Sometimes the niche corresponds to bits used in a valid value (e.g., the 0 value of a NonZeroU8), and sometimes it corresponds to other bits (e.g., values 2 through 255 of a bool): the compiler only cares about the ranges, not the bits. If there is no large-enough niche, then the discriminant is placed in a separate byte.

An outer enum can't use sometimes-valid payloads in an inner enum to represent its discriminant, if that's what you're trying to say. Multiple discriminants can be 'flattened' into a single continuous range of niche values, but they can't be 'flattened' into inner enums' payloads. That would cause a weird inversion where you need to read the inner discriminant just to know whether the outer discriminant is valid.

(The compiler does have a few tricks up its sleeve to make the most of niches. E.g., in a Result<(u8, bool), u8>, an Err(42) becomes [42, 2], but in a Result<(bool, u8), u8>, an Err(42) becomes [2, 42] (https://play.rust-lang.org/?version=stable&mode=debug&editio...). The 42 is repositioned to keep the niche intact.)

Showing up out of nowhere pretending like they haven't even thought about what it means isn't helpful though.

That's a great article. Niche optimization might seem minor, but it actually results in substantial memory usage savings in real-world Rust applications, because idiomatic Rust uses enums everywhere.

In a situation like this, causing UB is basically saying you deliberately corrupted your memory.
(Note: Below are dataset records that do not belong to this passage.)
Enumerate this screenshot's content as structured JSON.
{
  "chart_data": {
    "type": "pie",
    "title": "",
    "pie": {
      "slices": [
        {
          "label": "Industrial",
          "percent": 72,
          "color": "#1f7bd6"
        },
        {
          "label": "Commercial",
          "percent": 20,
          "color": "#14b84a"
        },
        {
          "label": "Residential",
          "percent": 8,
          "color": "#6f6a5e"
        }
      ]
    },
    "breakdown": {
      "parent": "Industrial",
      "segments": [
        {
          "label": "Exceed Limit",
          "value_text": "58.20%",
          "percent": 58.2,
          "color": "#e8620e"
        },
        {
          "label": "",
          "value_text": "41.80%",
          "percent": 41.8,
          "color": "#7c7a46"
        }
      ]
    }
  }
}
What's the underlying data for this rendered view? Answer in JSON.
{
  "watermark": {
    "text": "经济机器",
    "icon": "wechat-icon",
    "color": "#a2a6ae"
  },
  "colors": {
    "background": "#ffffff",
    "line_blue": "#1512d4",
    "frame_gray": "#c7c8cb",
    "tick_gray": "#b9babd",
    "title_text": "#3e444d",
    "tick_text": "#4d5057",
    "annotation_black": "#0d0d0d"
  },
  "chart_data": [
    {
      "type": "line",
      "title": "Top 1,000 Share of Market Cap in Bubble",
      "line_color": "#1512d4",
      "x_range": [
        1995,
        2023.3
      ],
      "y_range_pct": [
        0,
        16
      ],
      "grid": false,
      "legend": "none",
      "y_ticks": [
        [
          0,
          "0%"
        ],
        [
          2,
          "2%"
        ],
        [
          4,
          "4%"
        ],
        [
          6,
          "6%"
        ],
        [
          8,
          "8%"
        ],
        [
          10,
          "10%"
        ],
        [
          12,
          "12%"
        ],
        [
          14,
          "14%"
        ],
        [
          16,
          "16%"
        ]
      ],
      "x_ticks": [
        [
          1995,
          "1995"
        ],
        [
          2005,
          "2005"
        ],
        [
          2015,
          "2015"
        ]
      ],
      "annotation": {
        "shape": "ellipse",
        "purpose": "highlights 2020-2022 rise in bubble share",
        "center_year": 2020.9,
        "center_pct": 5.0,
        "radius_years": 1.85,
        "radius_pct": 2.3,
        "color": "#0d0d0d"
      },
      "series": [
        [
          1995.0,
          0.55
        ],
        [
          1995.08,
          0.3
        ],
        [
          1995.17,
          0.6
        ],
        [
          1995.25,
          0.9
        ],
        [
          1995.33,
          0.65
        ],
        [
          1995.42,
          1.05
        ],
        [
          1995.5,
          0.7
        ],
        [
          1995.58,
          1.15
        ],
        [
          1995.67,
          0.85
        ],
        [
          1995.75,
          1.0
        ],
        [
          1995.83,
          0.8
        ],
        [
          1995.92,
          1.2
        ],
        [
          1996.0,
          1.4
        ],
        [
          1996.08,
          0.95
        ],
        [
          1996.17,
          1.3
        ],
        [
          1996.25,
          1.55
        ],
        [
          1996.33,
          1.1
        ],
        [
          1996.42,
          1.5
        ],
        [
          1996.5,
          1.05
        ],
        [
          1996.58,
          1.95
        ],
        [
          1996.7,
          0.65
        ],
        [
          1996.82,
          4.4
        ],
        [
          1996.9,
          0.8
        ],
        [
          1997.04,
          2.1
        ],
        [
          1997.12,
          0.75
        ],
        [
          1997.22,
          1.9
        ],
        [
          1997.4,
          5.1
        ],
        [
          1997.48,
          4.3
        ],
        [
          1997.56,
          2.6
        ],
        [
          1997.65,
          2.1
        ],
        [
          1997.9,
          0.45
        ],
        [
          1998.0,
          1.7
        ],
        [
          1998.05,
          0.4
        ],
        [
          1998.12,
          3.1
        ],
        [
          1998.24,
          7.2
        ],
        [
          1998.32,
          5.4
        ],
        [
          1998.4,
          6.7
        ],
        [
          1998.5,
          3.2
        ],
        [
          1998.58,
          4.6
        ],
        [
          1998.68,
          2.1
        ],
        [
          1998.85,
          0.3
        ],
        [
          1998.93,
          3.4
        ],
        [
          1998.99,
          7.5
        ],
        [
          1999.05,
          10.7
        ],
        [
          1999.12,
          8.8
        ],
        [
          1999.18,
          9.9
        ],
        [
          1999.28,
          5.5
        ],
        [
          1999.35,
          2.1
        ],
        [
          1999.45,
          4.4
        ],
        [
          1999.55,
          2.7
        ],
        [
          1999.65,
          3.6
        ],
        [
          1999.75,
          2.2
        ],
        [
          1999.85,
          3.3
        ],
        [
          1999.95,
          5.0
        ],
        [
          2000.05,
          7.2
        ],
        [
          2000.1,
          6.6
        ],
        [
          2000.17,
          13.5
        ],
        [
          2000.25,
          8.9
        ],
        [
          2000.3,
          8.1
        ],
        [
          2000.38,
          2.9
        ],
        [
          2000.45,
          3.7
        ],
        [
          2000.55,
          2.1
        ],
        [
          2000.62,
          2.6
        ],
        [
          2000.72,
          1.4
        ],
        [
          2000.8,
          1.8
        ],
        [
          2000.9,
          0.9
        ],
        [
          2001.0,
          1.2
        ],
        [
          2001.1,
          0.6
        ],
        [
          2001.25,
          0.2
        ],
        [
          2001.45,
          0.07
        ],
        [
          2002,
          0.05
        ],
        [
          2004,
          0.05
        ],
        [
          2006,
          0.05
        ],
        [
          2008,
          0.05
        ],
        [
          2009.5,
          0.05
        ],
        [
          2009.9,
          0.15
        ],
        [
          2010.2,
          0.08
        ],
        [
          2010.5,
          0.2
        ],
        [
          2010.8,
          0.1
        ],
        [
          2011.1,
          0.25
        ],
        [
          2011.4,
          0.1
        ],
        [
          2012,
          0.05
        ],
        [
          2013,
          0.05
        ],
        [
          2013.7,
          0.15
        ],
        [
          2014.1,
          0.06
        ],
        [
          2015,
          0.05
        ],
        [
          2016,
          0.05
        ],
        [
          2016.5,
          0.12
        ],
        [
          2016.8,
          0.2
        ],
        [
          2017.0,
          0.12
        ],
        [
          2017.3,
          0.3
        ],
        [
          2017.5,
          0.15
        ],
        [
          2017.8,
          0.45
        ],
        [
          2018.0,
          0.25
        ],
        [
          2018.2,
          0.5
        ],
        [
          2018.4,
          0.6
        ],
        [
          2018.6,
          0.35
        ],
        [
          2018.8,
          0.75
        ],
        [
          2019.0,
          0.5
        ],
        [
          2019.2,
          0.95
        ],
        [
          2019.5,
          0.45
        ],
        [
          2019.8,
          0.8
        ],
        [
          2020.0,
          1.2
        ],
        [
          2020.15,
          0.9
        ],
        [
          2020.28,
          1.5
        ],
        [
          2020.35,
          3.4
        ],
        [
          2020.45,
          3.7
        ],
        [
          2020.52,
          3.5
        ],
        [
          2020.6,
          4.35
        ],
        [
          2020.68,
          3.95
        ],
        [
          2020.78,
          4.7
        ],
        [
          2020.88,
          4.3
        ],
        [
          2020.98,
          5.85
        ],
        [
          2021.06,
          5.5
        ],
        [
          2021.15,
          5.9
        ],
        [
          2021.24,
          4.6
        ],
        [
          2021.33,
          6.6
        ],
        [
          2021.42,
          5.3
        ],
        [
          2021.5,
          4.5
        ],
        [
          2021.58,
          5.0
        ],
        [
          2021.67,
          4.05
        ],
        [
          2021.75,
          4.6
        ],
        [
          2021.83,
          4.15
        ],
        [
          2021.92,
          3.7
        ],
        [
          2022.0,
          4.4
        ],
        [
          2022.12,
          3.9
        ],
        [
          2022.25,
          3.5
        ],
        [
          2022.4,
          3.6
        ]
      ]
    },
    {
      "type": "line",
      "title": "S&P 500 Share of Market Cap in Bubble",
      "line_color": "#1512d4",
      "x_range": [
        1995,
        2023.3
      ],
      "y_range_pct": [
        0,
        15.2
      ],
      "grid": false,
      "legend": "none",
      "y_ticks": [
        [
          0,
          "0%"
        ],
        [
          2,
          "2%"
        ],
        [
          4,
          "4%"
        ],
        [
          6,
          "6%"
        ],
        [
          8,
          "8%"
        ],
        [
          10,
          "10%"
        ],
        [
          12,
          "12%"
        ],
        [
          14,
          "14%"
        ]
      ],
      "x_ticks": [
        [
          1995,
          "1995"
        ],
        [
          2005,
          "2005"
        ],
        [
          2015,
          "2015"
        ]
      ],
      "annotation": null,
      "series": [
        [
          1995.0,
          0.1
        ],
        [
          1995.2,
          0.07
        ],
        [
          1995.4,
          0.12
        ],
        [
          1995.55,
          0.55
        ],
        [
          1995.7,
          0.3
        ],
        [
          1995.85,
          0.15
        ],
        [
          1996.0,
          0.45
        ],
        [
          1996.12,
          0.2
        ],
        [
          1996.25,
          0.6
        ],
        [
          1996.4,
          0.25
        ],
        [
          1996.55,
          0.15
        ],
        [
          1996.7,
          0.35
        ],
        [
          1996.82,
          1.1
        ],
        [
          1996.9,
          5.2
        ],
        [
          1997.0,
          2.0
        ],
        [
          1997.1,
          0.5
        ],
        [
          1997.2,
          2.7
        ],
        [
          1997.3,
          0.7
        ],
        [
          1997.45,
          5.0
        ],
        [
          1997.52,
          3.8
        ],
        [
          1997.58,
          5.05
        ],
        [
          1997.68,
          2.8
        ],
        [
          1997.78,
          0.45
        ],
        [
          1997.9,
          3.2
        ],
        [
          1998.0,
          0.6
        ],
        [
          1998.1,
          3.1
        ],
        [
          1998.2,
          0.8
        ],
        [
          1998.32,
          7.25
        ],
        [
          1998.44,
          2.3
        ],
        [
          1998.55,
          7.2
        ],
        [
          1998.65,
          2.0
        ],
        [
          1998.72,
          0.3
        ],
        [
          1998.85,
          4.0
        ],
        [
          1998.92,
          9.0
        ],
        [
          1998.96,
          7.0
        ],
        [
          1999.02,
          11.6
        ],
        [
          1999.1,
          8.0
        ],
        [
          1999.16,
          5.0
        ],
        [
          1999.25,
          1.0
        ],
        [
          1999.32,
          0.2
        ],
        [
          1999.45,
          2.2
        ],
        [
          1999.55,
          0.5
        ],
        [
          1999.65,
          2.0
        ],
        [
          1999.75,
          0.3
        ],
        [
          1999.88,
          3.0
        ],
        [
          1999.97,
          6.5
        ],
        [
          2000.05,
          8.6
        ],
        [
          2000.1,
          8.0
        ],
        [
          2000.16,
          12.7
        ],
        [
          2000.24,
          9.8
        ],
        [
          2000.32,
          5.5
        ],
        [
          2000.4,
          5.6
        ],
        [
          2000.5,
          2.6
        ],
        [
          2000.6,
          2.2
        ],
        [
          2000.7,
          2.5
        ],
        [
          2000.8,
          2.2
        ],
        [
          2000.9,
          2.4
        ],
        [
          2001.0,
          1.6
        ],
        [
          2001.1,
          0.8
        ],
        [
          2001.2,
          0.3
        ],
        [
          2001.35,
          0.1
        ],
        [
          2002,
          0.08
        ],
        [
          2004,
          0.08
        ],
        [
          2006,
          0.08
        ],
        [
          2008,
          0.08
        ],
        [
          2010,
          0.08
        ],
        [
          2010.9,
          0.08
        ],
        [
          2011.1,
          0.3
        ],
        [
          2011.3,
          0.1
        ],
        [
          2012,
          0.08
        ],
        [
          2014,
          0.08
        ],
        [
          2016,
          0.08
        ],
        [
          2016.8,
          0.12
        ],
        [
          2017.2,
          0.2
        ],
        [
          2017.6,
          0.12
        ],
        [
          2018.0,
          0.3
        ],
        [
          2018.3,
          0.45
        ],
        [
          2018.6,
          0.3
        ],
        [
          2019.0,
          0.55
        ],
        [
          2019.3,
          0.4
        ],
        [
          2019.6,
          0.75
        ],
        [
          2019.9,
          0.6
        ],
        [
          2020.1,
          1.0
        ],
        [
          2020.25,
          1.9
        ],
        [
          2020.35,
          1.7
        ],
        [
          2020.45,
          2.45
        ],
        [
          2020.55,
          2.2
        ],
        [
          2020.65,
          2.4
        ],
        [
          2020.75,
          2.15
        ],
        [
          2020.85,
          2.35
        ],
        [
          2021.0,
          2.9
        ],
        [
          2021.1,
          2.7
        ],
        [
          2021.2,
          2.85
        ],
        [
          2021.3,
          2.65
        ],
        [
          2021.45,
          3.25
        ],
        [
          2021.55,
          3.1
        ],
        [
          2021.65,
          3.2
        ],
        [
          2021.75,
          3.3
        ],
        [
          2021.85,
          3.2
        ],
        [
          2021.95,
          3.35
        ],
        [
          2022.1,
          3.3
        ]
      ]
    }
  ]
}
How are you supposed to be specific about what the possible damage might entail for corrupted memory? If you have a function with an "if" or a "while" or a "switch" in it, and you break the variable being evaluated, you might cause the program to skip over the choices and run whatever happens to be next in memory. What's the non-lazy listing of possible outcomes at that point?

> In any case, the definition of what is exactly niche optimization is besides the point. The point of the post is: the literature gives you the impression that there's one limited form of enum size optimization in the Rust compiler, but in fact there are other optimizations too. And knowing this is useful!

It's useful if you got that specific impression.

But I didn't. So I was disappointed and unenlightened because I was promised a non-niche optimization and I didn't get one.

I'm still confused. You have a grand total of 257 possible combinations here:

- Some(Some(x)) for x in [0, 255]

- Some(None)

- None

No matter how you slice it, you can't fit them all into 8 bits, hence why it needs an extra byte.